Quarante ans les séparent, mais un combat les réunit : celui contre l'agro-industrie. Nina, 33 ans, et Hervé, 73 ans, font partie des 12 militants du collectif Bretagne contre les fermes usines, jugés par le tribunal de Lorient ce lundi 15 décembre.
Le 19 mars 2022, avec une cinquantaine d'activistes en combinaison blanche, ils avaient bloqué un train à Saint-Gérand (Morbihan) livrant des céréales à l'usine Saint-Jacques Aliment, appartenant à la coopérative Le Gouessant. Une fois la locomotive et les 22 wagons à l'arrêt, ils avaient érigé un mur symbolique en parpaings sur les voies.

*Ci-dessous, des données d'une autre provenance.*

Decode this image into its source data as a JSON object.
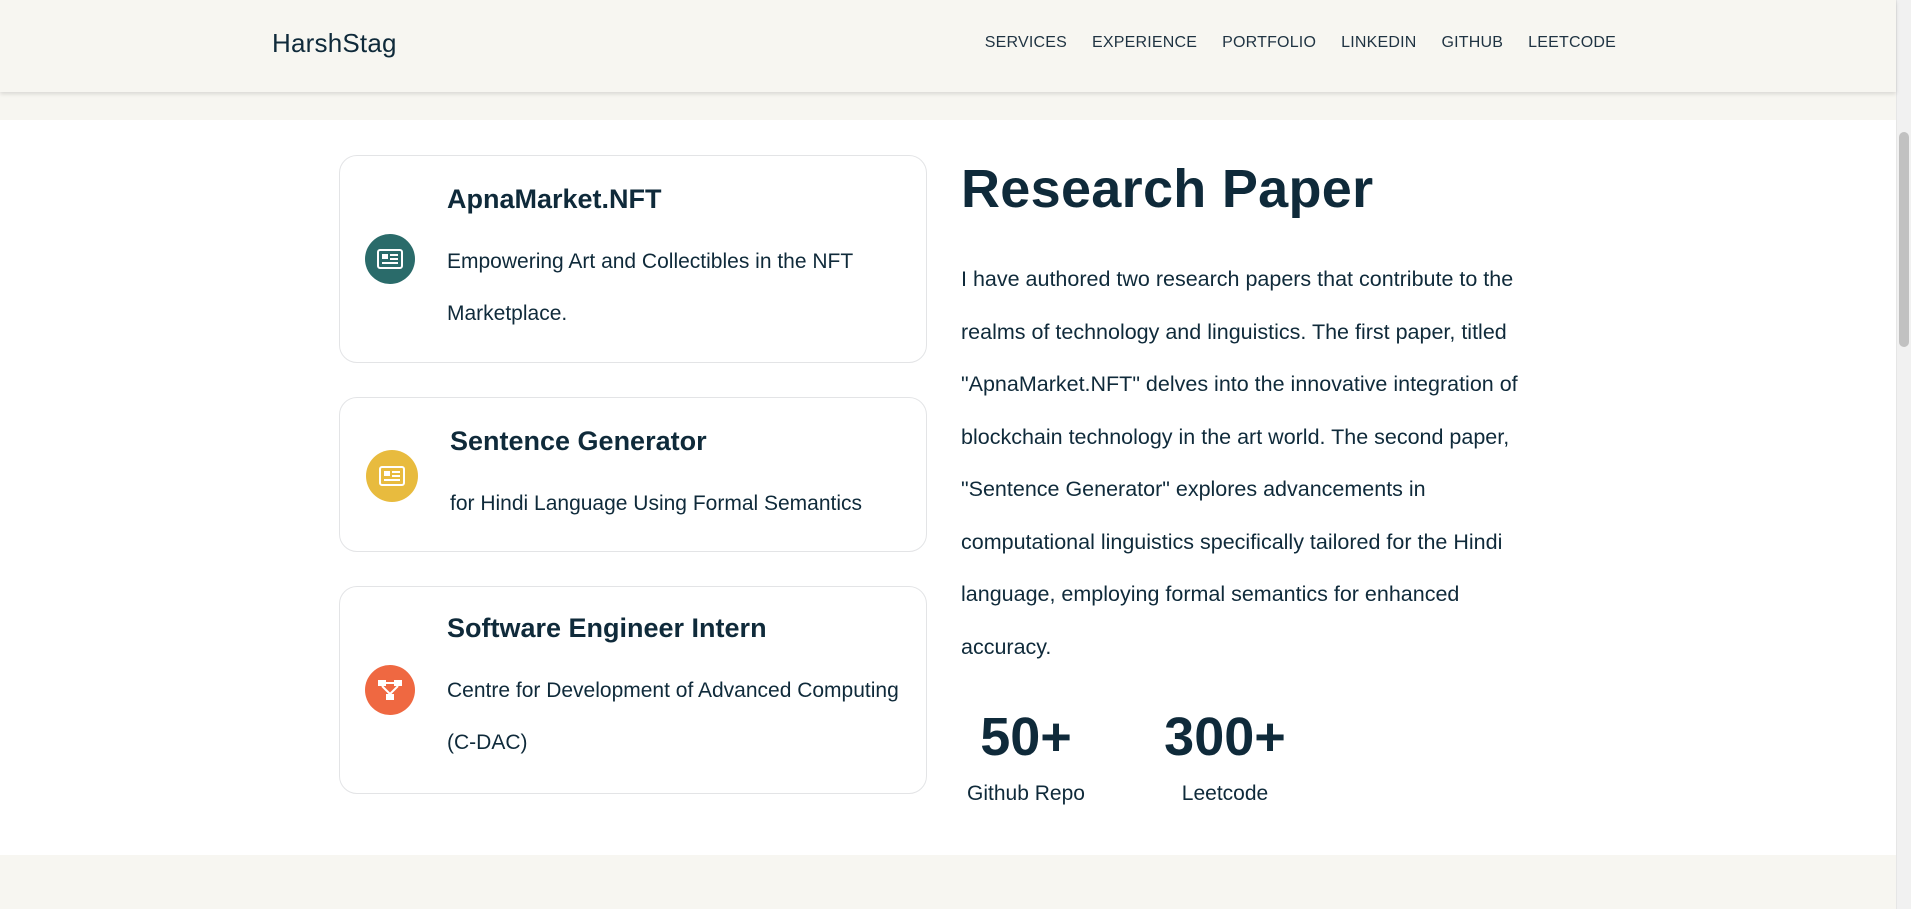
{
  "header": {
    "logo": "HarshStag",
    "nav": [
      {
        "label": "SERVICES"
      },
      {
        "label": "EXPERIENCE"
      },
      {
        "label": "PORTFOLIO"
      },
      {
        "label": "LINKEDIN"
      },
      {
        "label": "GITHUB"
      },
      {
        "label": "LEETCODE"
      }
    ]
  },
  "cards": [
    {
      "title": "ApnaMarket.NFT",
      "description": "Empowering Art and Collectibles in the NFT Marketplace.",
      "icon": "newspaper-icon",
      "color": "#2a6b6a"
    },
    {
      "title": "Sentence Generator",
      "description": "for Hindi Language Using Formal Semantics",
      "icon": "newspaper-icon",
      "color": "#e8bb3e"
    },
    {
      "title": "Software Engineer Intern",
      "description": "Centre for Development of Advanced Computing (C-DAC)",
      "icon": "network-icon",
      "color": "#ef6841"
    }
  ],
  "section": {
    "title": "Research Paper",
    "body": "I have authored two research papers that contribute to the realms of technology and linguistics. The first paper, titled \"ApnaMarket.NFT\" delves into the innovative integration of blockchain technology in the art world. The second paper, \"Sentence Generator\" explores advancements in computational linguistics specifically tailored for the Hindi language, employing formal semantics for enhanced accuracy."
  },
  "stats": [
    {
      "value": "50+",
      "label": "Github Repo"
    },
    {
      "value": "300+",
      "label": "Leetcode"
    }
  ]
}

Ils avaient ensuite déversé au sol une partie du blé tendre destiné à la fabrication d'aliments pour le bétail. À ce moment-là, la guerre en Ukraine pesait sur l'approvisionnement en céréales, et l'opération avait suscité des réactions vives de certains syndicats agricoles et de nombreux élus.
Aujourd'hui, les 12 militants, dont la majorité sans casier judiciaire, sont poursuivis pour « entrave à la mise en marche ou à la circulation de trains » et d'autres infractions. Ils encourent jusqu'à 2 ans de prison et 30 000 euros d'amende.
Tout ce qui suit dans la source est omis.